8/10
The Birth of a Notion...
8 August 2019
... the gag!

The Lumiere brothers didn't just invent cinema, an art without which IMDb wouldn't exist, they reinvented the gag, an art (yes, an art) without which the French expression "Sprinkler Sprinkled" wouldn't exist, not to mention... cinematic comedy, you know... Chaplin, Keaton, Lewis, Carrey etc... if laughter could be counted in royalties, well, there's always a little cent owed to that seminal piece of celluloid from 1895.

The joke is as old as the Lascaux paintings: a man is watering his garden, a naughty boy steps on the hose and... I won't spoil the ending, I know what goes after is a joke even someone with a QI lower than his shoe size would guess. Still, it works. And we laugh. You know what? Because the essence on the joke doesn't lie on its premise but on the anticipation, the second of the three-act structure. Set-up. Anticipation. Punch-line.

We know the punch-line, which weakens the comedic effect a bit, but we enjoy it nonetheless because the anticipation prepared us for the laugh, if the predictable outcome happens, we're happy because it satisfies our intellect somewhat, comedy appeals in an intellectual way you know... of course the gag doesn't reinvent the wheel but how can you get a twist on that story anyway?

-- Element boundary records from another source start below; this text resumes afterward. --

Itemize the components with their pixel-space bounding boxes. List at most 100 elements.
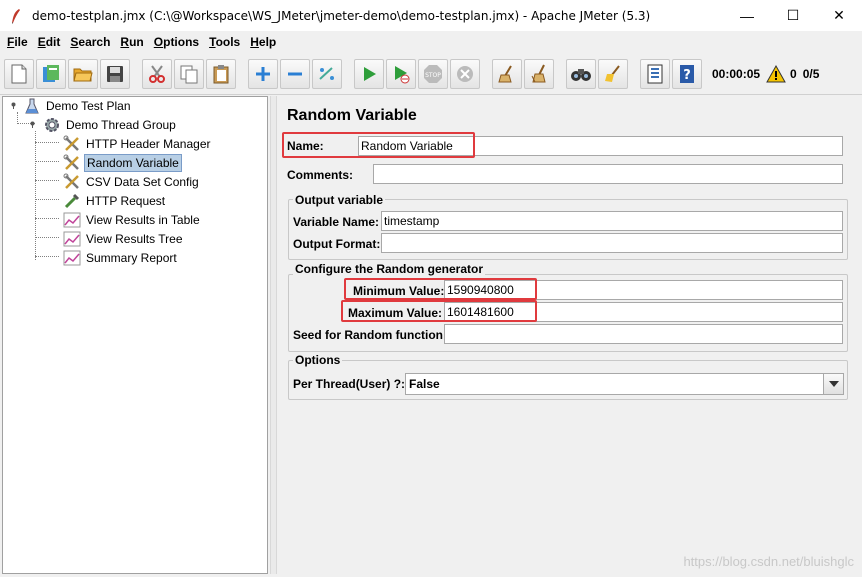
paste-button[interactable] [206,58,236,89]
tree-item-test-plan[interactable]: Demo Test Plan [23,96,133,115]
new-button[interactable] [4,58,34,89]
tree-item-csv-data-set-config[interactable]: CSV Data Set Config [63,172,201,191]
maximize-button[interactable]: ☐ [770,0,816,31]
menu-tools[interactable]: Tools [204,35,245,49]
tree-item-http-header-manager[interactable]: HTTP Header Manager [63,134,213,153]
start-no-pauses-button[interactable] [386,58,416,89]
collapse-icon [288,72,302,75]
seed-label: Seed for Random function: [293,328,447,342]
tree-toggle-thread-group[interactable] [28,119,37,128]
tree-toggle-root[interactable] [9,100,18,109]
run-status: 00:00:05 0 0/5 [712,64,825,83]
random-variable-panel: Random Variable Name: Random Variable Co… [278,96,860,574]
clear-all-icon [531,64,546,82]
search-button[interactable] [566,58,596,89]
name-highlight-box [282,132,475,158]
cut-icon [149,64,165,83]
templates-icon [43,64,59,82]
menu-search-label: earch [78,34,111,49]
jmeter-feather-icon [8,8,24,24]
variable-name-label: Variable Name: [293,215,380,229]
per-thread-select[interactable]: False [405,373,844,395]
save-button[interactable] [100,58,130,89]
output-format-label: Output Format: [293,237,381,251]
reset-search-button[interactable] [598,58,628,89]
start-icon [364,66,376,81]
collapse-all-button[interactable] [280,58,310,89]
function-helper-icon [647,64,663,83]
menu-tools-label: ools [215,34,241,49]
menu-file[interactable]: File [2,35,33,49]
menu-bar: File Edit Search Run Options Tools Help [0,31,862,52]
elapsed-time: 00:00:05 [712,66,761,81]
tree-item-http-request[interactable]: HTTP Request [63,191,167,210]
output-format-field[interactable] [381,233,843,253]
chevron-down-icon[interactable] [823,374,843,394]
panel-splitter[interactable] [270,96,277,574]
menu-edit-mnemonic: E [37,34,46,49]
tree-item-random-variable[interactable]: Random Variable [63,153,182,172]
menu-options-label: ptions [163,34,200,49]
copy-icon [180,65,198,83]
paste-icon [213,64,229,83]
toolbar: STOP ? 00:00:05 0 0/5 [0,53,862,95]
menu-options[interactable]: Options [149,35,204,49]
clear-all-button[interactable] [524,58,554,89]
clear-button[interactable] [492,58,522,89]
tree-label-thread-group: Demo Thread Group [66,117,176,132]
comments-field[interactable] [373,164,843,184]
tree-item-summary-report[interactable]: Summary Report [63,248,179,267]
shutdown-button[interactable] [450,58,480,89]
page-title: Random Variable [287,107,417,124]
menu-help-label: elp [258,34,277,49]
help-icon: ? [680,64,694,83]
start-no-pause-icon [395,65,410,83]
menu-run[interactable]: Run [115,35,148,49]
menu-run-label: un [129,34,144,49]
tree-item-thread-group[interactable]: Demo Thread Group [43,115,178,134]
minimum-value-highlight-box [344,278,537,300]
listener-graph-icon [63,211,81,229]
function-helper-button[interactable] [640,58,670,89]
menu-edit-label: dit [45,34,61,49]
listener-graph-icon [63,230,81,248]
menu-run-mnemonic: R [120,34,130,49]
tree-label-test-plan: Demo Test Plan [46,98,131,113]
wrench-icon [63,135,81,153]
comments-label: Comments: [287,168,354,182]
svg-text:?: ? [683,68,691,83]
copy-button[interactable] [174,58,204,89]
window-title: demo-testplan.jmx (C:\@Workspace\WS_JMet… [32,8,651,23]
menu-search[interactable]: Search [65,35,115,49]
help-button[interactable]: ? [672,58,702,89]
tree-item-view-results-table[interactable]: View Results in Table [63,210,202,229]
title-bar: demo-testplan.jmx (C:\@Workspace\WS_JMet… [0,0,862,31]
watermark-text: https://blog.csdn.net/bluishglc [683,554,854,569]
menu-options-mnemonic: O [153,34,164,49]
variable-name-field[interactable]: timestamp [381,211,843,231]
menu-file-label: ile [14,34,28,49]
save-icon [107,65,123,82]
tree-item-view-results-tree[interactable]: View Results Tree [63,229,185,248]
start-button[interactable] [354,58,384,89]
close-button[interactable]: ✕ [816,0,862,31]
stop-button[interactable]: STOP [418,58,448,89]
tree-label-http-request: HTTP Request [86,193,166,208]
toggle-button[interactable] [312,58,342,89]
new-icon [11,64,27,83]
expand-all-button[interactable] [248,58,278,89]
minimize-button[interactable]: — [724,0,770,31]
maximum-value-highlight-box [341,300,537,322]
menu-edit[interactable]: Edit [33,35,66,49]
test-plan-flask-icon [23,97,41,115]
expand-icon [256,66,270,81]
templates-button[interactable] [36,58,66,89]
seed-field[interactable] [444,324,843,344]
menu-help[interactable]: Help [245,35,281,49]
cut-button[interactable] [142,58,172,89]
open-button[interactable] [68,58,98,89]
wrench-icon [63,173,81,191]
search-icon [571,68,591,81]
stop-icon: STOP [424,64,442,83]
sampler-pipette-icon [63,192,81,210]
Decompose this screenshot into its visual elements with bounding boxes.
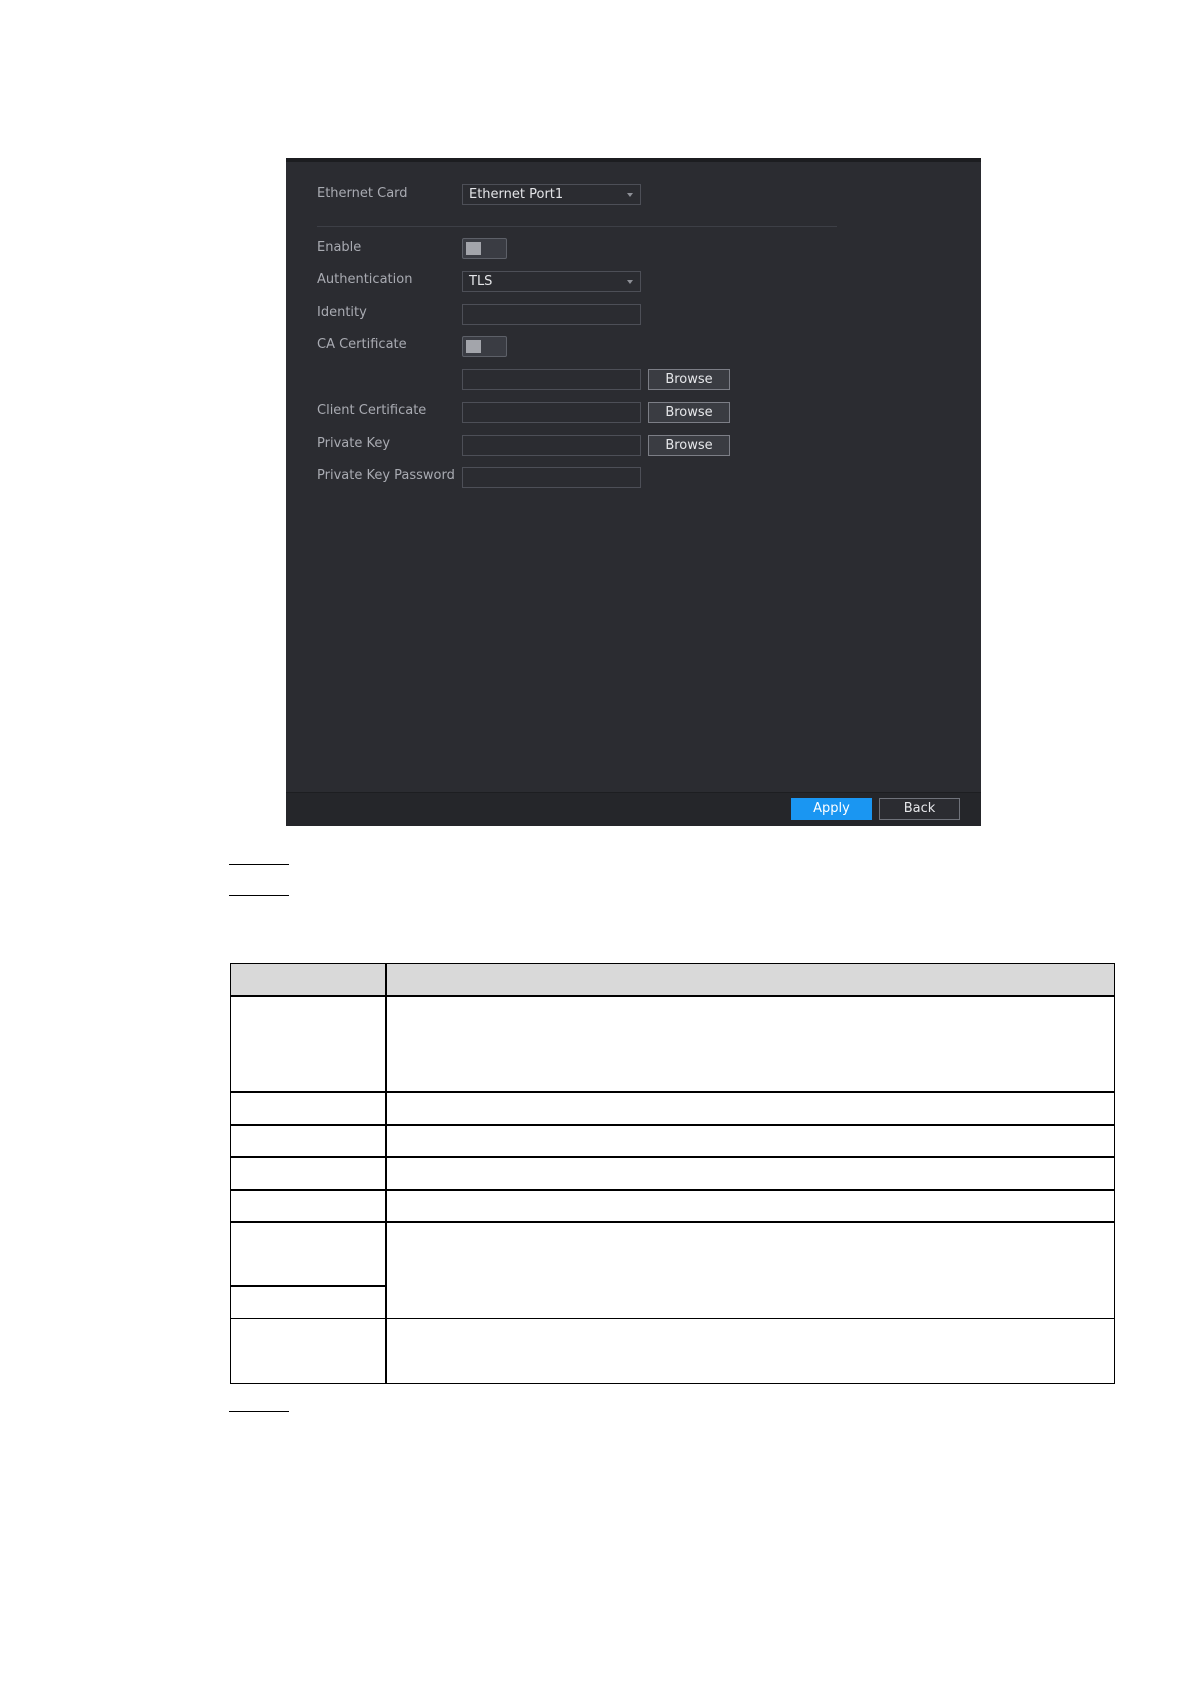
ethernet-card-label: Ethernet Card bbox=[317, 186, 408, 201]
network-8021x-panel: Ethernet Card Ethernet Port1 Enable Auth… bbox=[286, 158, 981, 826]
ethernet-card-value: Ethernet Port1 bbox=[469, 187, 564, 202]
table-row-line bbox=[230, 1221, 1115, 1223]
ca-certificate-browse-button[interactable]: Browse bbox=[648, 369, 730, 390]
divider bbox=[317, 226, 837, 227]
table-row-line bbox=[230, 995, 1115, 997]
private-key-label: Private Key bbox=[317, 436, 391, 451]
table-row-line bbox=[230, 1189, 1115, 1191]
enable-label: Enable bbox=[317, 240, 362, 255]
step-underline bbox=[229, 864, 289, 865]
authentication-label: Authentication bbox=[317, 272, 413, 287]
client-certificate-browse-button[interactable]: Browse bbox=[648, 402, 730, 423]
authentication-value: TLS bbox=[469, 274, 493, 289]
toggle-knob bbox=[466, 340, 481, 353]
client-certificate-input[interactable] bbox=[462, 402, 641, 423]
private-key-browse-button[interactable]: Browse bbox=[648, 435, 730, 456]
client-certificate-label: Client Certificate bbox=[317, 403, 427, 418]
ca-certificate-toggle[interactable] bbox=[462, 336, 507, 357]
table-column-divider bbox=[385, 963, 387, 1384]
table-row-line bbox=[230, 1124, 1115, 1126]
ethernet-card-select[interactable]: Ethernet Port1 bbox=[462, 184, 641, 205]
identity-input[interactable] bbox=[462, 304, 641, 325]
chevron-down-icon bbox=[627, 193, 633, 197]
identity-label: Identity bbox=[317, 305, 367, 320]
panel-footer: Apply Back bbox=[286, 792, 981, 826]
step-underline bbox=[229, 895, 289, 896]
table-border bbox=[1114, 963, 1115, 1384]
apply-button[interactable]: Apply bbox=[791, 798, 872, 820]
table-border bbox=[230, 963, 1115, 964]
private-key-password-input[interactable] bbox=[462, 467, 641, 488]
ca-certificate-file-input[interactable] bbox=[462, 369, 641, 390]
table-header bbox=[230, 963, 1115, 996]
parameter-table bbox=[230, 963, 1115, 1384]
back-button[interactable]: Back bbox=[879, 798, 960, 820]
private-key-input[interactable] bbox=[462, 435, 641, 456]
enable-toggle[interactable] bbox=[462, 238, 507, 259]
authentication-select[interactable]: TLS bbox=[462, 271, 641, 292]
private-key-password-label: Private Key Password bbox=[317, 468, 455, 483]
step-underline bbox=[229, 1411, 289, 1412]
ca-certificate-label: CA Certificate bbox=[317, 337, 407, 352]
table-row-line bbox=[230, 1285, 386, 1287]
chevron-down-icon bbox=[627, 280, 633, 284]
table-border bbox=[230, 1383, 1115, 1384]
table-row-line bbox=[230, 1318, 1115, 1319]
table-row-line bbox=[230, 1156, 1115, 1158]
toggle-knob bbox=[466, 242, 481, 255]
table-row-line bbox=[230, 1091, 1115, 1093]
table-border bbox=[230, 963, 231, 1384]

So, what we've got here is the shortest but the most primitive comedy ever, a short intended to make its targeted people laugh, maybe we grew too sophisticated not to appreciate that kind of humor but I dare even the most skeptical one not to let a little chuckle slip. Sure, this is no Chaplin or Keaton but this is comedy in its rawest form and the Lumière brothers got it right, all you've got to do is toy with your audience's anticipation, whatever will happen will happen and will make them laugh...

There's no need to get over-analytical in a ''sprinkler-sprinkled' short, let's just say the film has one merit: it proved that the silver screen needed to provide one emotion and the most universal one, the one that could work with that initial format: laughter, and that it happened so shortly after the first film ever proves how essential comedy was to a Boeotian audience.

It's one thing to show a train arriving or workers going for lunch, but a comedy has one edge over any filmed stuff: it tells a story.

Set-up, anticipation/ action, punch-line, maybe in this simple trilogy, you've got the seeds that planted the art of storytelling, comedy as the essence of film-making. One of the reasons Chaplin is the most emblematic figure of cinema is that three out of the four pillars that made the foundations of cinema is comedy, and "The Sprinkler Sprinkled" constitutes the birth of the visual gag.

The film might even be the first to have an official "villain" even if it's a little prankster and he gets his comeuppance in the end, so even this limited range of plot points, there's an Aesop after all.

Simple but essential...

(a short review maybe, but what did you expect for a 30-second short?)